Gateway to the Classics: The Story of Old France by H. A. Guerber
The Story of Old France by  H. A. Guerber

Two Rival Queens

Y OU have heard the story of the reigns of the first Merovingian kings in some detail, and therefore have a fair idea of the times in which they lived, and of the way in which these early rulers behaved. But it would be weary work to read as minute a history of all the kings of this race, whose names and dates you can find att eh end of this book if you care to look them up.

Only a few interesting events happened in France during the next two centuries, by the end of which the Merovingians had ceased forever to occupy the throne. During that time the first kings were brave, and their successors were in turn cruel, revengeful, sly, and cowardly, each ruler sinking a little lower than the one who came before him.

Not many years after the death of Clotaire I., a deadly rivalry arose between his sons' wives, Brunhilda and Fredegonda.

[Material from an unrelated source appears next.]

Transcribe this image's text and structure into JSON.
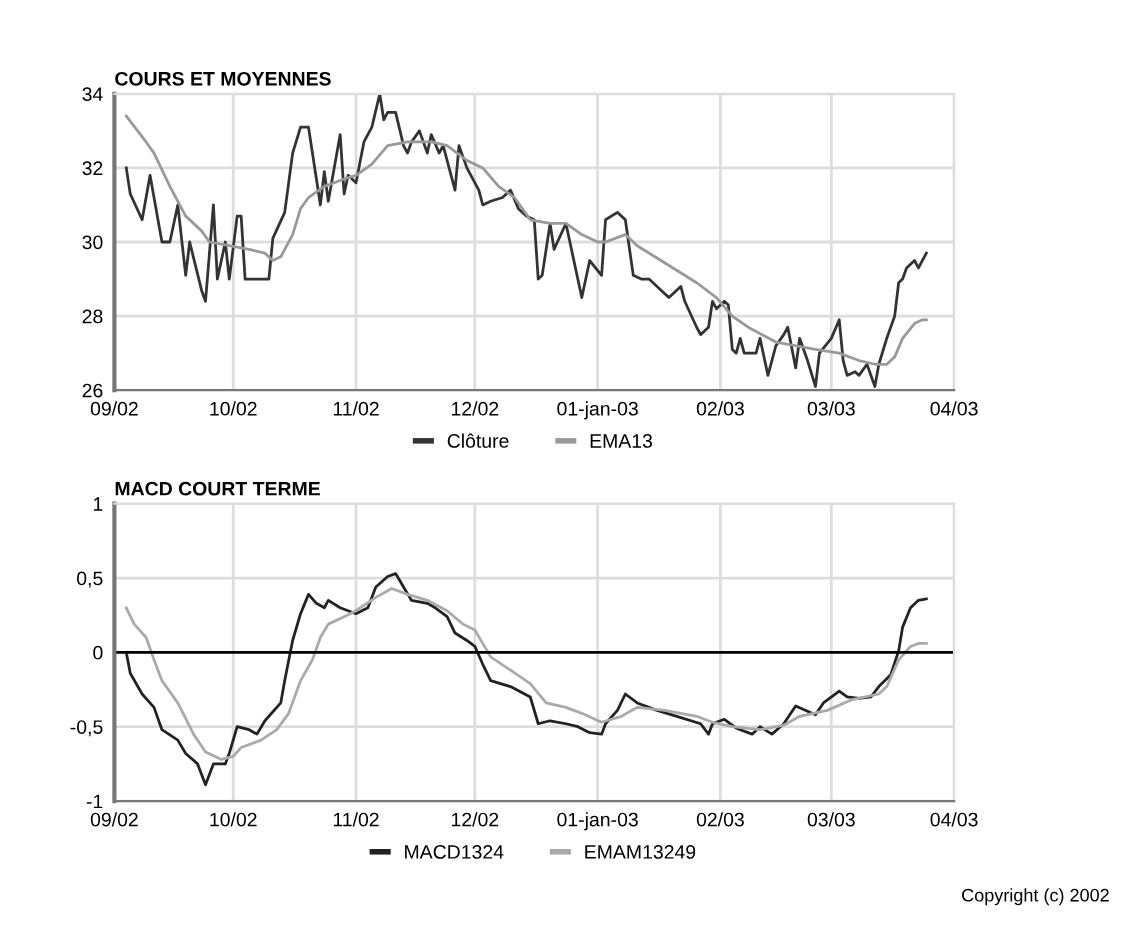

The former was a handsome, strong-minded Visigoth princess, who married Sig'ebert, king of Austrasia, shortly before her gentle sister was given as wife to his brother Chilperic, king of Neustria. The Neustrain monarch, however, soon grew tired of his meek wife, and she was strangled in her sleep by his order, so that he could marry her handmaiden, Fredegonda, one of the most wicked as well as most beautiful women in history.

In those days, some people who called themselves Christians yet believed it a sacred duty to avenge every injury received. Brunhilda no sooner heard of her sister's death than she urged her husband to attack his brother.

After a few years of warfare, Siggebert managed to gain possessions of Paris, and was elected king of the Neustrian Franks. He was about to pursue his deposed brother, when he was stabbed by some murderers bribed by Fredegonda.

Brunhilda's husband being thus slain, she fell into Fredegonda's hands, and suffered great hardships before she managed to get back to Austrasia. There, and later in burgundy also, Brunhilda became regent for her son, her grandson, and her great-grandsons in turn, all of whom proved little more than puppets in her hands.

There is something fine and strong about Brunhilda. She was a wise woman, and made many improvements in the country, where an ancient road still bears her name; but her desire to avenge her sister's death and to harm Fredegonda kept her people in a constant state of warfare and turmoil.

Each year the hatred between the two queens became more bitter, and when Fredegonda, after murdering her stepsons and husband, become regent of neustria for her infant son, the feud was worse than ever. During those years, when neither queen stopped at anything, Fredegonda generally managed to get the better of the quarrel. And when, after a long time, she found that she would die before she had wreaked all her hatred upon Brunhilda, she charged her son, Clotaire II., to carry out her wicked plans.

This king, having by treachery finally secured Brunhilda and her four great-grandsons, had two of these princes slain on the spot, shut the other two up in monasteries after shearing off their royal locks, and then proceeded to torture poor Brunhilda.

Although an old woman, by this time, Brunhilda, the daughter, wife, mother, grandmother, and great-grandmother of kings, was by his order mounted upon a camel, camel,—like the meanest of criminals—and led through the camp, where the soldiers were encouraged to pelt her with mud, and to insult her in every possible way. After three days of torture and shameful treatment, she was finally tied, hair, hand and foot, to the tail of a wild horse, which dashed through briers and over stones, until she was torn to pieces!